Most likely your problem is related to HTTP header Expect: 100-continue that cURL sends by default for each POST request.
The Expect: 100-continue header is used in POST requests containing big data when client is not sure that server will accept such request. In this case client first sends request with only headers including Expect: 100-continue and, if the server's response is successful, send the same request with body (POST data).
The problem is that not all web servers handle this header correctly.

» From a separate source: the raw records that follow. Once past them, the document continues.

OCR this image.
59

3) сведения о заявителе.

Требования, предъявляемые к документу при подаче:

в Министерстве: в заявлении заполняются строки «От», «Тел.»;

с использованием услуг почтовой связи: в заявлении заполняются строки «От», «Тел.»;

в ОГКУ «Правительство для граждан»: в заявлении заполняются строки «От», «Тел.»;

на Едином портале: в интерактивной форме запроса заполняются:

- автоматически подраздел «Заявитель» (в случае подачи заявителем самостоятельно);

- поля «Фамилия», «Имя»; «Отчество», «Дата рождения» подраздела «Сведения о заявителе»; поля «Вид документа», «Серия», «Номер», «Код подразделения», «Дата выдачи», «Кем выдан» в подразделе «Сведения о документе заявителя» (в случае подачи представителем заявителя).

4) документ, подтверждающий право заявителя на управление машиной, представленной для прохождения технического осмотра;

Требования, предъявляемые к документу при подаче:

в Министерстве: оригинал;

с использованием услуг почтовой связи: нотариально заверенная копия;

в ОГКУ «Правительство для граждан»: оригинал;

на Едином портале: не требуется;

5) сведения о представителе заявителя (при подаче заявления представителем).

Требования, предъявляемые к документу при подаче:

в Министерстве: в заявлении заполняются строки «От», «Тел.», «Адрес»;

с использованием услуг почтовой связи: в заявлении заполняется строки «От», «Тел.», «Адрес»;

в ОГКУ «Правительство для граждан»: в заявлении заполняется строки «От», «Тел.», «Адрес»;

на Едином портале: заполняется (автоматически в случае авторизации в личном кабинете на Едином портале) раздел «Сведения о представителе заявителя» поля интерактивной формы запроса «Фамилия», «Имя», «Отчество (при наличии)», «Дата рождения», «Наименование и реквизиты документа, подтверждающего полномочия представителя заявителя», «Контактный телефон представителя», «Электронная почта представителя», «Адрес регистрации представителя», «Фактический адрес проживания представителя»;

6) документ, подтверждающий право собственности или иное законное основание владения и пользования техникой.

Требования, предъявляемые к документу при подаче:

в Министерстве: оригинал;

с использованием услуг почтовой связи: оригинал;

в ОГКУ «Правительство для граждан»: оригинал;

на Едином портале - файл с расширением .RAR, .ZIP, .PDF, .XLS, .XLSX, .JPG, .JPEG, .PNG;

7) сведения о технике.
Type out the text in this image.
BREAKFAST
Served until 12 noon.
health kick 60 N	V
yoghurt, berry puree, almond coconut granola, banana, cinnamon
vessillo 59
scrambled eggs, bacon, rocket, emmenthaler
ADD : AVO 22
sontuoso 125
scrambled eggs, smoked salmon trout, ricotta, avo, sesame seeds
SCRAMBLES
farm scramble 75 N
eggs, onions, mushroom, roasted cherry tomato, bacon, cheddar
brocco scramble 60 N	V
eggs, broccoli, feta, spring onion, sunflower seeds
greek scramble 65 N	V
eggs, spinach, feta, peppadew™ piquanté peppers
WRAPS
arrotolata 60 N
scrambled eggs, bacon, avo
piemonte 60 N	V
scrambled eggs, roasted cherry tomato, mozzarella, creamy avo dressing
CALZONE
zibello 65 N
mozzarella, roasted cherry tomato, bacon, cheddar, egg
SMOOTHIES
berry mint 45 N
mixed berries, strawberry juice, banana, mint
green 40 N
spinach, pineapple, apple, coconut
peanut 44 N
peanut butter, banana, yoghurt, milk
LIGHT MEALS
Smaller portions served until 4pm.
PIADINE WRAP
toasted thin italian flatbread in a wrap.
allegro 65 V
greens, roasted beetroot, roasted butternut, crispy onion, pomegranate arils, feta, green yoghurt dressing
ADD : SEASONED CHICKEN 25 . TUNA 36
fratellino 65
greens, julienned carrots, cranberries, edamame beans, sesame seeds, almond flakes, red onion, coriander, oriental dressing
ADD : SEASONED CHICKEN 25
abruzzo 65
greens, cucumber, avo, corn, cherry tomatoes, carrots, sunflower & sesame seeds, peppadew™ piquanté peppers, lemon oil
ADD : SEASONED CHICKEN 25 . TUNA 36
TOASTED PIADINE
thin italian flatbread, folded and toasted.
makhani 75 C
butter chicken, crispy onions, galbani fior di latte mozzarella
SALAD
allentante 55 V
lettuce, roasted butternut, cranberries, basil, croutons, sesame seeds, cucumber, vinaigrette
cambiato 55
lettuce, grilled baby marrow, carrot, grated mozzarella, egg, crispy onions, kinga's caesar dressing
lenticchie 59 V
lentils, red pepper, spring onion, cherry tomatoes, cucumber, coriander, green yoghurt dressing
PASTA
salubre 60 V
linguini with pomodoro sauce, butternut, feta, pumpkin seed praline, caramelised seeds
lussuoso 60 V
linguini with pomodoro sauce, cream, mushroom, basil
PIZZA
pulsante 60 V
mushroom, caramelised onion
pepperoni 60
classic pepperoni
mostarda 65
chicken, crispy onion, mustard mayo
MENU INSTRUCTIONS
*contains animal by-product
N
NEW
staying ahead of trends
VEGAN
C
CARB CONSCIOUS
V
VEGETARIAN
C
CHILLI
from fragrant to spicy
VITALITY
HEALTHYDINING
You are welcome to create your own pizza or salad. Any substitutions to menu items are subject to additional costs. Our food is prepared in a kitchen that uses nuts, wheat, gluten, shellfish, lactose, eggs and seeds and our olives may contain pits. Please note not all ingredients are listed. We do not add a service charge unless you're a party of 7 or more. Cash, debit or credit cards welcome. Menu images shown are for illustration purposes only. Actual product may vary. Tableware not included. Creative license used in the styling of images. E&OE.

In such cases sending this header is undesired.
The solution is manually remove Expect header from sending headers by passing array('Expect:') to CURLOPT_HTTPHEADER option.
In your case you can simply add 'Expect:' string to $headers array:
$headers[] = 'Expect:';
I solved the issue by setting a User-Agent
$headers = array(
'Accept: */*',
'User-Agent: curl/7.68.0',
'Accept-Encoding: deflate,gzip,br',
'Content-Type:application/json',
);
I suspect your first attempt using the curl command is using the GET method in the index.php file. I suggest you enable --trace-ascii on your first curl request in the command line and see whether a GET request is being made by the page or not. If yes, you should change your PHP script which is using the POST method. If you change the CURLOPT_POST to false, the PHP script should work.